WASHINGTON — A secret investigative team established in 1994 to identify the source of a series of damaging intelligence losses played a crucial role in the counterespionage probe that led to last Sunday's arrest of an FBI agent, Robert Philip Hanssen, officials said Friday.
The mole-hunting unit — a joint operation of the FBI and the CIA whose existence has never before been disclosed — was created because investigators could not explain why intelligence operations against Russia continued to be compromised after the arrest of Aldrich Ames, a senior CIA covert officer. Shortly after Ames' capture, they concluded it was unlikely he was responsible for all of the intelligence losses of the previous few years.
The most damaging was the apparent disclosure to the Russians of an elaborate and costly technical intelligence program targeting their activities in the United States, officials said. The apparent compromise of that program — which remains highly classified and which officials refused to describe — may have cost the United States hundreds of millions of dollars, according to current and former U.S. officials.
Other unexplained intelligence problems, including the 1989 disclosure to Moscow that the FBI was conducting an espionage investigation of State Department official Felix S. Bloch, played a role in prompting officials to begin a new search for a spy inside the U.S. government, officials added.
Yet some officials said that the driving force behind the creation of the new counterespionage unit was the need to find out what had happened to the costly technical intelligence program, and they believe that Hanssen's arrest may solve that mystery.
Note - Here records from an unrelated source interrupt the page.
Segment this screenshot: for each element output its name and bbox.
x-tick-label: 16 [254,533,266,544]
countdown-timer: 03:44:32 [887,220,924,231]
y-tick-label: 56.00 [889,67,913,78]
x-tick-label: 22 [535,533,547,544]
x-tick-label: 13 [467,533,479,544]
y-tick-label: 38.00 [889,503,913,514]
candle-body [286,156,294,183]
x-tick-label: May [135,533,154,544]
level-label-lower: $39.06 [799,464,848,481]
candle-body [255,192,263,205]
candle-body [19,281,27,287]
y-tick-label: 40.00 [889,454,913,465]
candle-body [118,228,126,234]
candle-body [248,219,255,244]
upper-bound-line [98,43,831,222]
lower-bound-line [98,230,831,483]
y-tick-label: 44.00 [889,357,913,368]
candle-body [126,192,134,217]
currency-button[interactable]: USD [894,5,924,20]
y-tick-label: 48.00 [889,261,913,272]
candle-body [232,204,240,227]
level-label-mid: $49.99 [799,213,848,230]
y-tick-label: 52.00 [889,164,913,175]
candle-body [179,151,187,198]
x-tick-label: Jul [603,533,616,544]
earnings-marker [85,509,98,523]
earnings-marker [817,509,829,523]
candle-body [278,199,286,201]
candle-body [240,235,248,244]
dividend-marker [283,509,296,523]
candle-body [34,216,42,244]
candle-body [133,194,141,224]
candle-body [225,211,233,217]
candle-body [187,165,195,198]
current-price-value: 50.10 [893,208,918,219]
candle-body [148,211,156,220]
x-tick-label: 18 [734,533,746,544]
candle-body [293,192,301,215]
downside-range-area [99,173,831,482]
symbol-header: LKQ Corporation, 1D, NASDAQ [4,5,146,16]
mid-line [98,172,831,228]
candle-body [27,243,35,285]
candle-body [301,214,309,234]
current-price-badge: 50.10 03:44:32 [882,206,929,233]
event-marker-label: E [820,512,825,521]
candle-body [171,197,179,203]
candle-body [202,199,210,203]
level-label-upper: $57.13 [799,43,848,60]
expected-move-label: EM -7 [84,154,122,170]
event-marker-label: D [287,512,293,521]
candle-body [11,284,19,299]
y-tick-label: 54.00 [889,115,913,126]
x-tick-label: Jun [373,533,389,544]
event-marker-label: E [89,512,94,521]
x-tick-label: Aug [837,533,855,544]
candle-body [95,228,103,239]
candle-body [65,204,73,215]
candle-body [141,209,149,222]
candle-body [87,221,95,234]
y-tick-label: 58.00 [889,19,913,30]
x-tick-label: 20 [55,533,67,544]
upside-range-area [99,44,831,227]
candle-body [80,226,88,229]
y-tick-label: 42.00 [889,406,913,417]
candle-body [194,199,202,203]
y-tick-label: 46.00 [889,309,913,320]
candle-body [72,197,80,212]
In addition to the KGB officers working for the FBI that he betrayed, officials charge that the loss of that one technical program represents the most severe damage he did to the United States during his alleged 15-year career as a Russian spy.
The special investigative unit, which works within the Counterespionage Group at the CIA's Counterintelligence Center, was created by Paul Redmond, the CIA counterintelligence expert who had led the earlier effort to apprehend Ames. The unit was responsible for a series of espionage investigations that led to the arrests of other significant spies apprehended after Ames, officials now say.
They include both Earl Edwin Pitts, an FBI agent sentenced to 27 years in prison in 1997 for spying for the Soviet Union, and Harold J. Nicholson, a former CIA station chief in Romania who was also sentenced to more than 23 years in prison in 1997 for spying for Moscow.
Officials indicated that the Pitts and Nicholson cases were byproducts of the desire by both the CIA and FBI to solve the mysteries that remained in the wake of the arrest of Ames. Most notably, U.S. intelligence officials began an aggressive effort to recruit Russian intelligence officers who could identify the source of the leak of U.S. secrets. That effort to find talkative current or former Russian intelligence officers was made easier by the collapse of the Soviet Union and the severe economic and political troubles of post-Soviet Russia.
That effort paid dividends in the Pitts case. Information from a Russian source led the FBI to undertake a 16-month sting operation against Pitts, with FBI agents posing as Russian spies. Source information also played a role in the Nicholson case, although his troubles in passing a polygraph examination helped identify him as a spy, officials say.
But the Pitts and Nicholson cases were unable to provide answers to the earlier unexplained losses, and so the mole hunt continued after their arrests, officials said.
Officials say that the continued investigation took a series of wrong turns. Some reports from Russian sources prompted investigators to look for another Russian spy within the CIA, former officials said. In fact, the post-Ames hunt for spies within the agency led to what some former intelligence officials believe were crippling excesses, with CIA officers who had worked on Russian operations forced to undergo repeated polygraph examinations. One officer was placed on administrative leave and has been the subject of a counterintelligence investigation to determine whether he had spied for Russia. The status of that case is now uncertain in the wake of the arrest of Hanssen, officials said.
But there were also some indications received over the years suggesting that the losses could be attributable to a source inside the FBI. There was evidence, for example, that the Russians knew about one FBI-run technical intelligence operation that probably was not compromised by someone at the CIA.
"It was plain that the KGB knew what it was and went right to it and found it, and it was obvious that a source had to have told them about it," said one former intelligence official. "That was completely an FBI operation, which had produced very good counterintelligence information for the bureau, and it was inconceivable that Ames knew about it."
In the wake of the Ames case, however, the FBI did not undergo the rigorous scrutiny that was imposed upon the CIA, officials now acknowledge.
The efforts of the joint mole hunting operation were finally rewarded late last year, when a Russian source provided what appears to be virtually the entire KGB file on the Hanssen case.
The special investigative unit was a successor to an earlier and equally secretive CIA internal investigative team that helped uncover Ames. It is still in existence today, even after Hanssen's arrest, because officials believe it is possible there are additional foreign agents inside the U.S. government.